Silly, silly boy. That\’s not what bail sureties are about

Supporters of Julian Assange have launched an legal bid to recover the £140,000 cash they put up in bail money which was forefeit when the WikiLeaks founder sought asylum in the Ecuadorean embassy.

The group – which includes two members of the British aristocracy, a Nobel Prize winner and an academic – told a court they were \”wholly blameless\” in the saga, and had \”worked assiduously\” to help Assange comply with court orders.

Excellent, you worked hard to try and get him to obey the law.

Good for you.

But that ain\’t what bail sureties are about. For you\’re not a bounty hunter.

What the guarantees are about is that the Government, or the court, doesn\’t really know how honest the bloke in front of them is. Could be a man of unblemished character falsely accused. So we look around to see if other people trust him. If they do, then great, they can show their faith in his good character by providing those financial guarantees. The court then takes that other people have faith, demonstrated by that financial commitment, as being evidence that he is of good character and will turn up for trial.

If you get that estimation of character wrong well, tough luck.

21 thoughts on “Silly, silly boy. That\’s not what bail sureties are about”

  1. Does it make me a bad person if I can’t help but feel a bit of glee? Muhahahaaha (evil right wing menace laugh)

  2. In the old days gambling debts were not enforceable at law and they have gambled and lost so they don’t want to pay up. I think that is why the terms of bail are carefully framed to avoid the “gambling debt exclusion”

  3. Don’t they realise that if they succeed then bail as an option will disappear? Why should the state offer bail if they get the money back anyway?

    Throwing good money after bad, unless some wanky establishment arrangement has been, er, arranged.

  4. Why they ever thought the Blessed Julian wouldn’t at some point double cross them beats me. He must be getting a bit fed up pacing in his room in Knightsbridge. Hope so.

  5. Long may Assange remain in the Columbian Embassy. His weekly balcony speeches on CIA conspiracies, extra-terrestrial lizards etc, will become as much of a tourist attraction as the changing of the guard.

  6. @BiF: He’s in the Colombian embassy now?

    That’s a damn shame. They’ll likely turn him in, and I’d hate to see the pious lefties get any of their money back.

  7. Surely this bid will get thrown out as soon as it reaches court?
    These supporters don;t seem to understand what bail is.
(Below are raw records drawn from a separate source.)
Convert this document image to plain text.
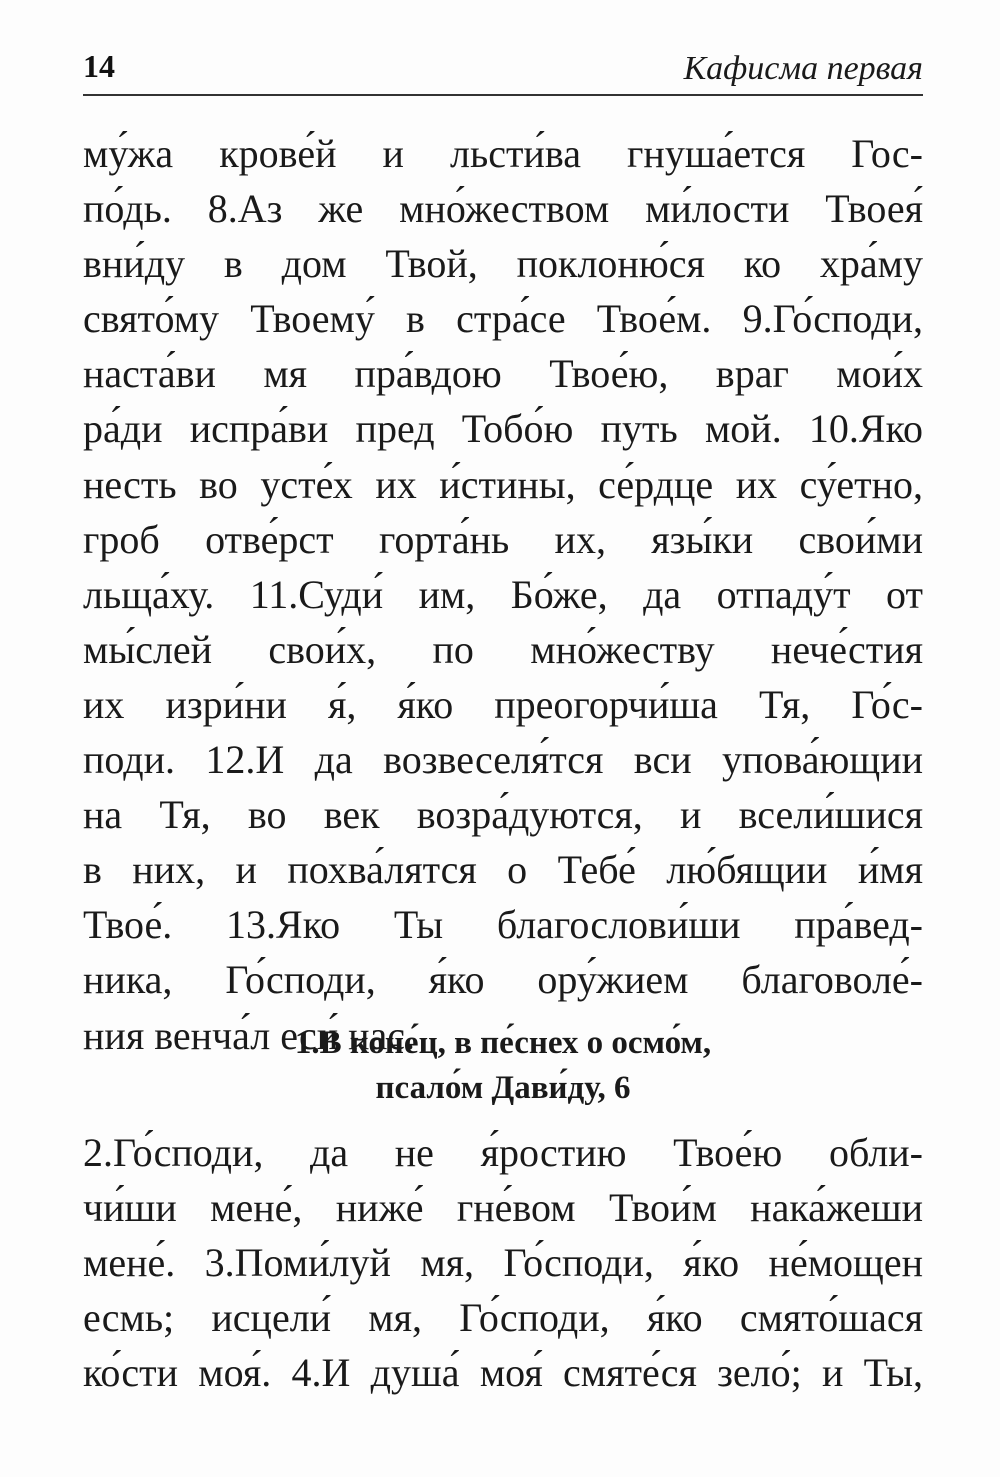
14	Кафисма первая
му́жа крове́й и льсти́ва гнуша́ется Гос-
по́дь. 8.Аз же мно́жеством ми́лости Твоея́
вни́ду в дом Твой, поклоню́ся ко хра́му
свято́му Твоему́ в стра́се Твое́м. 9.Го́споди,
наста́ви мя пра́вдою Твое́ю, враг мои́х
ра́ди испра́ви пред Тобо́ю путь мой. 10.Яко
несть во усте́х их и́стины, се́рдце их су́етно,
гроб отве́рст горта́нь их, язы́ки свои́ми
льща́ху. 11.Суди́ им, Бо́же, да отпаду́т от
мы́слей свои́х, по мно́жеству нече́стия
их изри́ни я́, я́ко преогорчи́ша Тя, Го́с-
поди. 12.И да возвеселя́тся вси упова́ющии
на Тя, во век возра́дуются, и всели́шися
в них, и похва́лятся о Тебе́ лю́бящии и́мя
Твое́. 13.Яко Ты благослови́ши пра́вед-
ника, Го́споди, я́ко ору́жием благоволе́-
ния венча́л еси́ нас.
1.В коне́ц, в пе́снех о осмо́м,
псало́м Дави́ду, 6
2.Го́споди, да не я́ростию Твое́ю обли-
чи́ши мене́, ниже́ гне́вом Твои́м нака́жеши
мене́. 3.Поми́луй мя, Го́споди, я́ко не́мощен
есмь; исцели́ мя, Го́споди, я́ко смято́шася
ко́сти моя́. 4.И душа́ моя́ смяте́ся зело́; и Ты,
  8. I have to say, I laughed so hard when I heard that Julian had skipped bail. The sight of rich lefties being ‘betrayed’ and losing their money is just unbearably funny.

    But this whining appeal for their money back really takes the biscuit. The rules only apply one way?
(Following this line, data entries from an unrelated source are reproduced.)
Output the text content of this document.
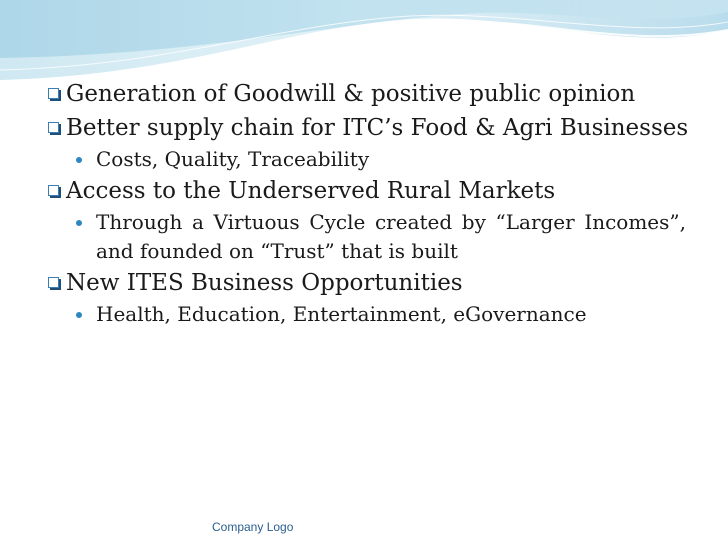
Generation of Goodwill & positive public opinion
Better supply chain for ITC’s Food & Agri Businesses
Costs, Quality, Traceability
Access to the Underserved Rural Markets
Through a Virtuous Cycle created by “Larger Incomes”, and founded on “Trust” that is built
New ITES Business Opportunities
Health, Education, Entertainment, eGovernance
Company Logo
    And I wonder if they’ve actually thought the consequences that their appeal through. In the unlikely event they win their whiny case, it will drive a coach and horses through the very concept of bail. Bail is a surety. A bond. Tim said it is a bet, but it is also a legally binding contract. When you lose a bet or break a contract you lose. If you bet everything you lose everything.

    If a potential absconder knows that his bail providers will get their money back, what is to stop him heading for Mexico (or a small back room in the Colombian Embassy?)
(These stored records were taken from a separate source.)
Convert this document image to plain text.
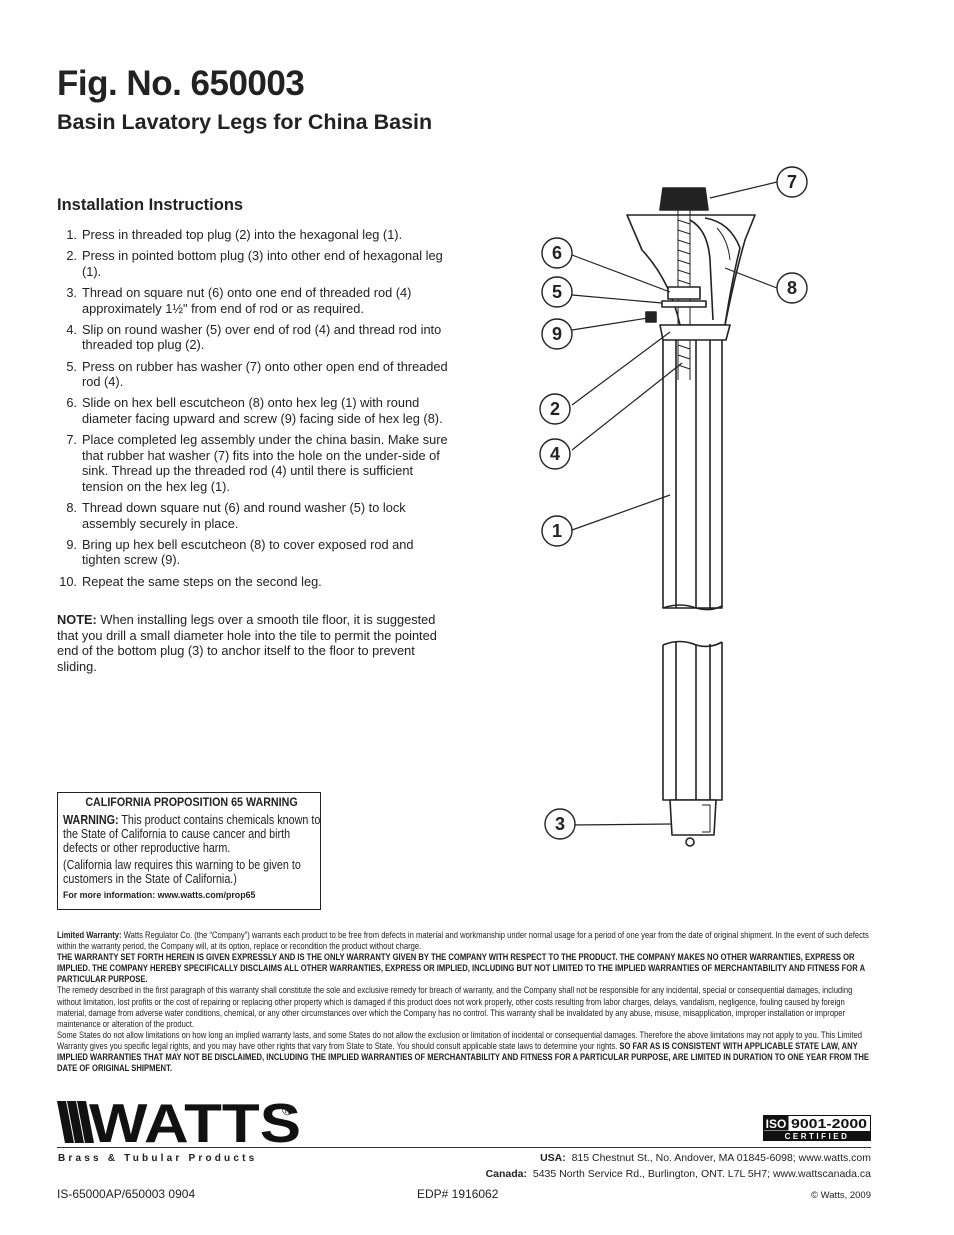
Fig. No. 650003
Basin Lavatory Legs for China Basin
Installation Instructions
1. Press in threaded top plug (2) into the hexagonal leg (1).
2. Press in pointed bottom plug (3) into other end of hexagonal leg (1).
3. Thread on square nut (6) onto one end of threaded rod (4) approximately 1½" from end of rod or as required.
4. Slip on round washer (5) over end of rod (4) and thread rod into threaded top plug (2).
5. Press on rubber has washer (7) onto other open end of threaded rod (4).
6. Slide on hex bell escutcheon (8) onto hex leg (1) with round diameter facing upward and screw (9) facing side of hex leg (8).
7. Place completed leg assembly under the china basin. Make sure that rubber hat washer (7) fits into the hole on the under-side of sink. Thread up the threaded rod (4) until there is sufficient tension on the hex leg (1).
8. Thread down square nut (6) and round washer (5) to lock assembly securely in place.
9. Bring up hex bell escutcheon (8) to cover exposed rod and tighten screw (9).
10. Repeat the same steps on the second leg.

NOTE: When installing legs over a smooth tile floor, it is suggested that you drill a small diameter hole into the tile to permit the pointed end of the bottom plug (3) to anchor itself to the floor to prevent sliding.

7
6
8
5
9
2
4
1
3

CALIFORNIA PROPOSITION 65 WARNING

WARNING: This product contains chemicals known to the State of California to cause cancer and birth defects or other reproductive harm.

(California law requires this warning to be given to customers in the State of California.)

For more information: www.watts.com/prop65

Limited Warranty: Watts Regulator Co. (the “Company”) warrants each product to be free from defects in material and workmanship under normal usage for a period of one year from the date of original shipment. In the event of such defects within the warranty period, the Company will, at its option, replace or recondition the product without charge.

THE WARRANTY SET FORTH HEREIN IS GIVEN EXPRESSLY AND IS THE ONLY WARRANTY GIVEN BY THE COMPANY WITH RESPECT TO THE PRODUCT. THE COMPANY MAKES NO OTHER WARRANTIES, EXPRESS OR IMPLIED. THE COMPANY HEREBY SPECIFICALLY DISCLAIMS ALL OTHER WARRANTIES, EXPRESS OR IMPLIED, INCLUDING BUT NOT LIMITED TO THE IMPLIED WARRANTIES OF MERCHANTABILITY AND FITNESS FOR A PARTICULAR PURPOSE.

The remedy described in the first paragraph of this warranty shall constitute the sole and exclusive remedy for breach of warranty, and the Company shall not be responsible for any incidental, special or consequential damages, including without limitation, lost profits or the cost of repairing or replacing other property which is damaged if this product does not work properly, other costs resulting from labor charges, delays, vandalism, negligence, fouling caused by foreign material, damage from adverse water conditions, chemical, or any other circumstances over which the Company has no control. This warranty shall be invalidated by any abuse, misuse, misapplication, improper installation or improper maintenance or alteration of the product.

Some States do not allow limitations on how long an implied warranty lasts, and some States do not allow the exclusion or limitation of incidental or consequential damages. Therefore the above limitations may not apply to you. This Limited Warranty gives you specific legal rights, and you may have other rights that vary from State to State. You should consult applicable state laws to determine your rights. SO FAR AS IS CONSISTENT WITH APPLICABLE STATE LAW, ANY IMPLIED WARRANTIES THAT MAY NOT BE DISCLAIMED, INCLUDING THE IMPLIED WARRANTIES OF MERCHANTABILITY AND FITNESS FOR A PARTICULAR PURPOSE, ARE LIMITED IN DURATION TO ONE YEAR FROM THE DATE OF ORIGINAL SHIPMENT.

WATTS
®

Brass & Tubular Products

ISO 9001-2000
CERTIFIED

USA: 815 Chestnut St., No. Andover, MA 01845-6098; www.watts.com

Canada: 5435 North Service Rd., Burlington, ONT. L7L 5H7; www.wattscanada.ca

IS-65000AP/650003 0904	EDP# 1916062	© Watts, 2009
  9. Tim, the court asked them for evidence they attempted to persuade Assange privately and publicly to surrender to the authorities. Presumably then it would make a difference if they can persuade the court they did so.

    But as the Telegraph article reports, they admit they did not publicly attempt to persuade Assange to surrender.

  10. “Presumably then it would make a difference if they can persuade the court they did so.”

    Not necessarily. The plaintiffs made certain claims. The court is asking for evidence to back up the claims. That’s all we really know at this point. It may turn out as you presume, or it may turn out to be only due diligence by the court.

  11. Maybe the court is having a laugh itself and trying to run their lawyers fees up as much as possible.

  12. @MellorSJ (#8): I didn’t think that the standers for bail got their money back when the absconder was apprehended again. But then IANAL.

  13. The Pedant-General

    WTF? If you put up bail for someone and they then jump, you lose it. End of.

    Why is this even being entertained by the courts at all? Other that what Matthew L said obviously.

  14. @MellorSJ

    I had a quick look when I was last in London. It’s the Ecuadorian embassy, which shares a 1890s (?) mansion block with the Columbian Embassy. It (the Ecuadorian one) is in Flat 3B.

    Stake outs were pretty amateurish.

  15. Re PaulB at 17, I’m looking forward to the bit where everyone else who’s posted on the thread admits they were completely wrong about everything. 😉

  16. We are likewise waiting for john b to admit he has been wrong about nearly everything (not being bigots we are willing to recognise that he might occasionally get something right).